The texture cache can clearly thrash as can any cache, but that's unlikely to be an issue on simple regular texture fetches, unless you have a LOT of source textures or your using innefficient source formats. Start using a big noise texture to randomly dereference a large second texture and I've yet to see any texture cache do anything but thrash.

I've never heard anyone complain about the excessive aniso cost on Xenos.

How similar is this description with turning on vsync? This is another trend i'm seeing in 360 games that i don't like(i think that was what Titanio is alluding too). I guess the main question is if AA and vsync are features that are particularly prohibitive on Xenos (because of edram or whatever) or just have very real tradeoffs in console development in general.

If its the latter then i'm sure will see things imprvoe quite a bit in this regard given the improvement we've seen in just these launch-plus games and the comments from devs like bizarre, et al on how much better they could do things in their second wave of titles.
 
Shifty Geezer said:
Having read that, some people are going to be expecting buckets of cache on RSX. But ignoring wishful thinking and just talking hypothetically, what are the costs/benefits of larger caches and why aren't they being used? Let's say 128 Kb cache per quad, perhaps. Would that have a lot of benefit in AF, but create a stupidly expensive GPU, or what?

Larger caches and buffers in the GPU are going to be necessary in a closed-box system constrained by 128-bit memory interface . In order to compensate for the latency, larger caches built into the RSX's pipelines will help keep things flowing in the RSX and between the RSX and CELL. If like in PCs the memory interface was 256-bit wide (or greater), this wouldn't be necessesary and more of the transistor budget would be allocated to core logic.

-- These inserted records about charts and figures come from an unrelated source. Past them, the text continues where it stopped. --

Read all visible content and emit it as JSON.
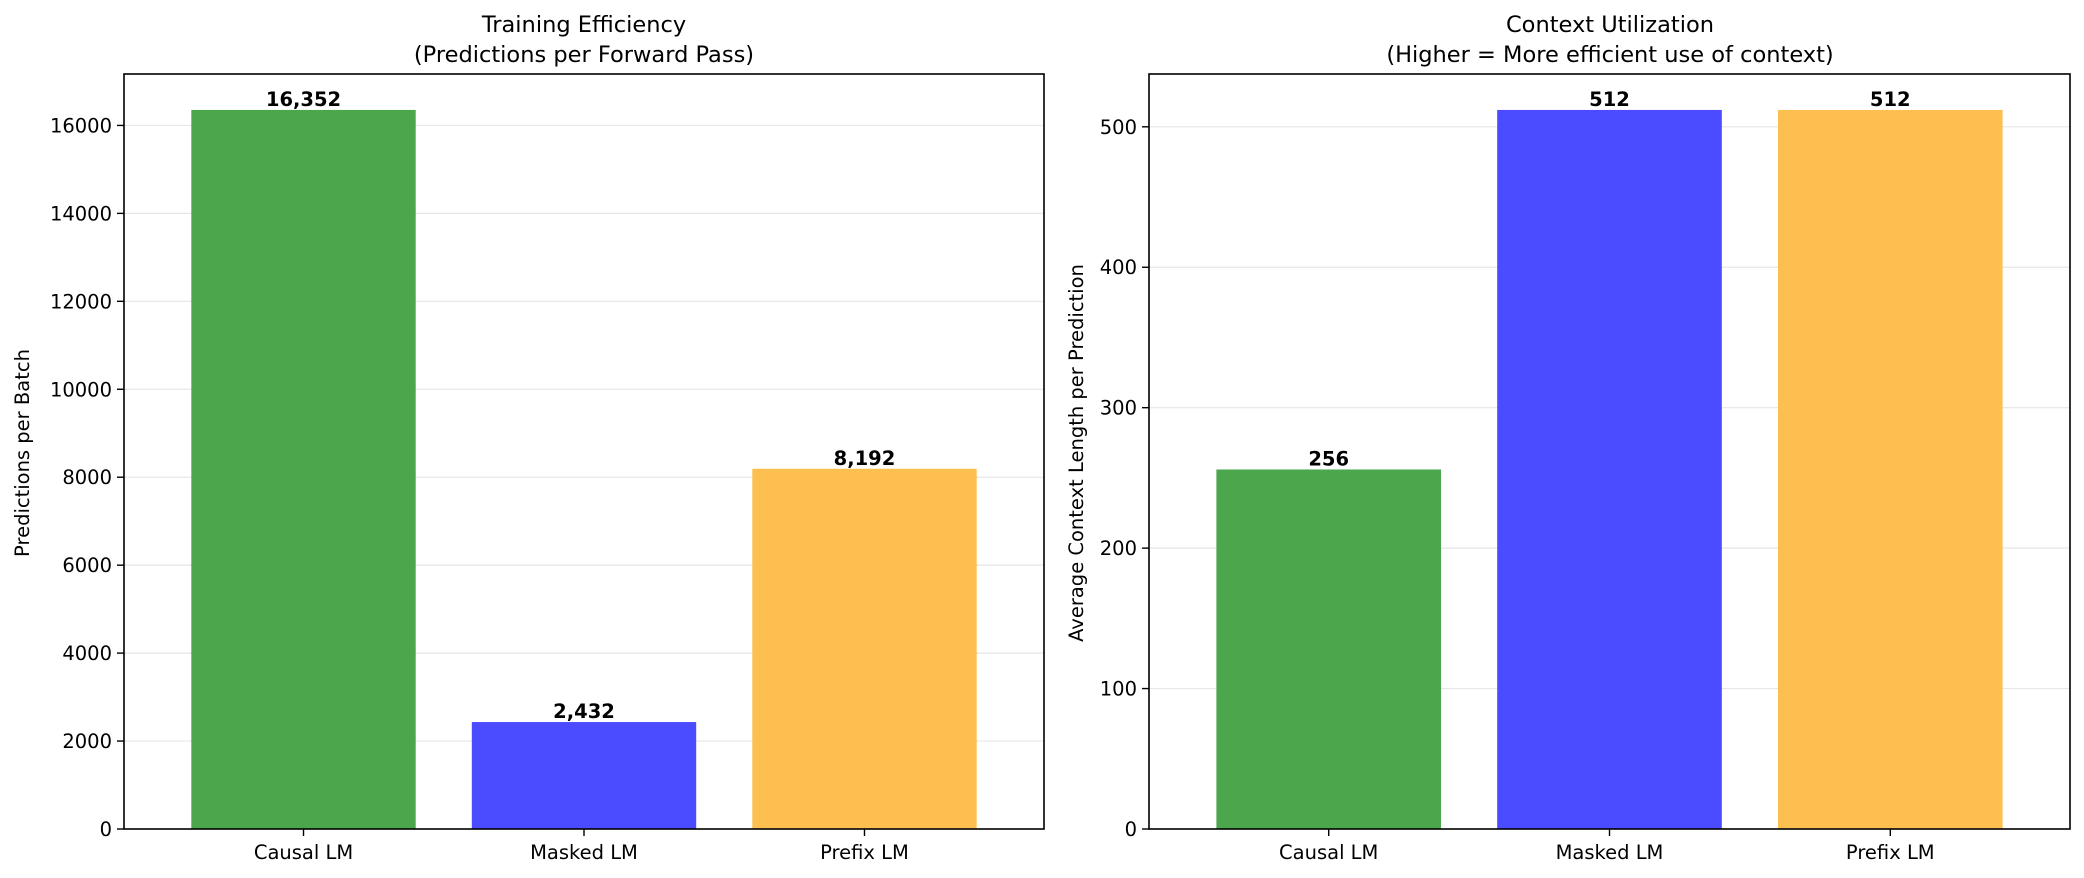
{
  "chart_data": [
    {
      "type": "bar",
      "title": "Training Efficiency",
      "subtitle": "(Predictions per Forward Pass)",
      "xlabel": "",
      "ylabel": "Predictions per Batch",
      "categories": [
        "Causal LM",
        "Masked LM",
        "Prefix LM"
      ],
      "values": [
        16352,
        2432,
        8192
      ],
      "value_labels": [
        "16,352",
        "2,432",
        "8,192"
      ],
      "colors": [
        "#4CA64C",
        "#4B4BFF",
        "#FDBF50"
      ],
      "ylim": [
        0,
        17169.6
      ],
      "yticks": [
        0,
        2000,
        4000,
        6000,
        8000,
        10000,
        12000,
        14000,
        16000
      ],
      "ytick_labels": [
        "0",
        "2000",
        "4000",
        "6000",
        "8000",
        "10000",
        "12000",
        "14000",
        "16000"
      ],
      "grid": "y"
    },
    {
      "type": "bar",
      "title": "Context Utilization",
      "subtitle": "(Higher = More efficient use of context)",
      "xlabel": "",
      "ylabel": "Average Context Length per Prediction",
      "categories": [
        "Causal LM",
        "Masked LM",
        "Prefix LM"
      ],
      "values": [
        256,
        512,
        512
      ],
      "value_labels": [
        "256",
        "512",
        "512"
      ],
      "colors": [
        "#4CA64C",
        "#4B4BFF",
        "#FDBF50"
      ],
      "ylim": [
        0,
        537.6
      ],
      "yticks": [
        0,
        100,
        200,
        300,
        400,
        500
      ],
      "ytick_labels": [
        "0",
        "100",
        "200",
        "300",
        "400",
        "500"
      ],
      "grid": "y"
    }
  ]
}
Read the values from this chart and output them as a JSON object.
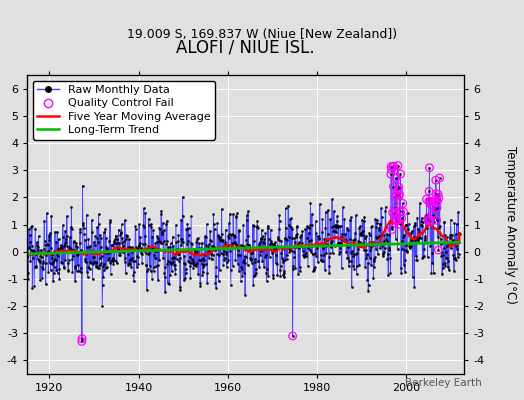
{
  "title": "ALOFI / NIUE ISL.",
  "subtitle": "19.009 S, 169.837 W (Niue [New Zealand])",
  "ylabel": "Temperature Anomaly (°C)",
  "watermark": "Berkeley Earth",
  "year_start": 1910,
  "year_end": 2012,
  "ylim": [
    -4.5,
    6.5
  ],
  "yticks": [
    -4,
    -3,
    -2,
    -1,
    0,
    1,
    2,
    3,
    4,
    5,
    6
  ],
  "bg_color": "#e0e0e0",
  "seed": 42,
  "raw_line_color": "#4444ff",
  "raw_dot_color": "#000000",
  "qc_color": "#ff00ff",
  "ma_color": "#ff0000",
  "trend_color": "#00bb00",
  "grid_color": "#ffffff",
  "title_fontsize": 12,
  "subtitle_fontsize": 9,
  "legend_fontsize": 8
}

But because it is important that the console GPUs take easily to a die shrink for cost reduction purposes (thus the 128-bit memory interface), this isn't the case.

IMO this will be the high-level feature set of the RSX:

-8 single issue vertex shader units
-24 dual issue pixel shader units
-larger than typical caches found in PC parts
-128-bit memory interface with GDDR3 memory
-128-bit interface with CELL
-logic that allows for the enabling of lockstepping between shader units and SPEs
-DMA controller
-FlexIO
-550 Mhz internal clock speed
 
Titanio said:
Yeah, I've noticed this too. The worst offender I've seen lately is Test Drive.

It's probably an issue with main memory bandwidth - filtering is taking multiple texture samples for each pixel, which requires increasing amounts of bandwidth depending on the sampling level, and it may be that things are typically too tight on the main pipe to allow for higher levels of filtering. Others here may have a better explanation, but that's all I can come up with for now.

In addition, It's UMA memory means that XeCPU has to share B/W with Xenos. The 1MB cache for XeCPU for 6 threads across 3 cores seems to little to me and a likely cause for cache thrashing. Increased cache misses will also require more external B/W to be consumed. This would add a degree of unpredictability to B/W consumption that Xenos would contend for...
 
ROG27 said:
...
IMO this will be the high-level feature set of the RSX:

-8 single issue vertex shader units

G7x VS units are already dual issue.

-24 dual issue pixel shader units

G7x PS units are classified as 5 issue by NV (includes 16bit normalise).

-128-bit interface with CELL

If you're referring to the FlexIO interface, then IIRC, it can clock very high and each lane ~ 8bit. I.e.

35 GB/sec implies 7 lanes of 5 GB/sec each, i.e. 4 lanes (20 GB/sec) outbound and 3 lanes (15 GB/sec) in bound.

7 lanes x 8bit ~ 56 Bit wide FlexIO would be my guess...
 
Jaws said:
The 1MB cache for XeCPU for 6 threads across 3 cores seems to little to me and a likely cause for cache thrashing.
"Average" 170KB of L2 cache per thread, plus 16KB instruction and 16KB data cache = 202KB of cache per thread, with support for data to be read from memory direct into L1 without consuming L2, and for data to be written direct into L2 (aka cache locking) and be consumed by the GPU without touching memory.

The L2 cache is 8-way, so some threads will have more while others have less.

If the XB360 cache model was a naive as you paint it, then maybe it would be in trouble.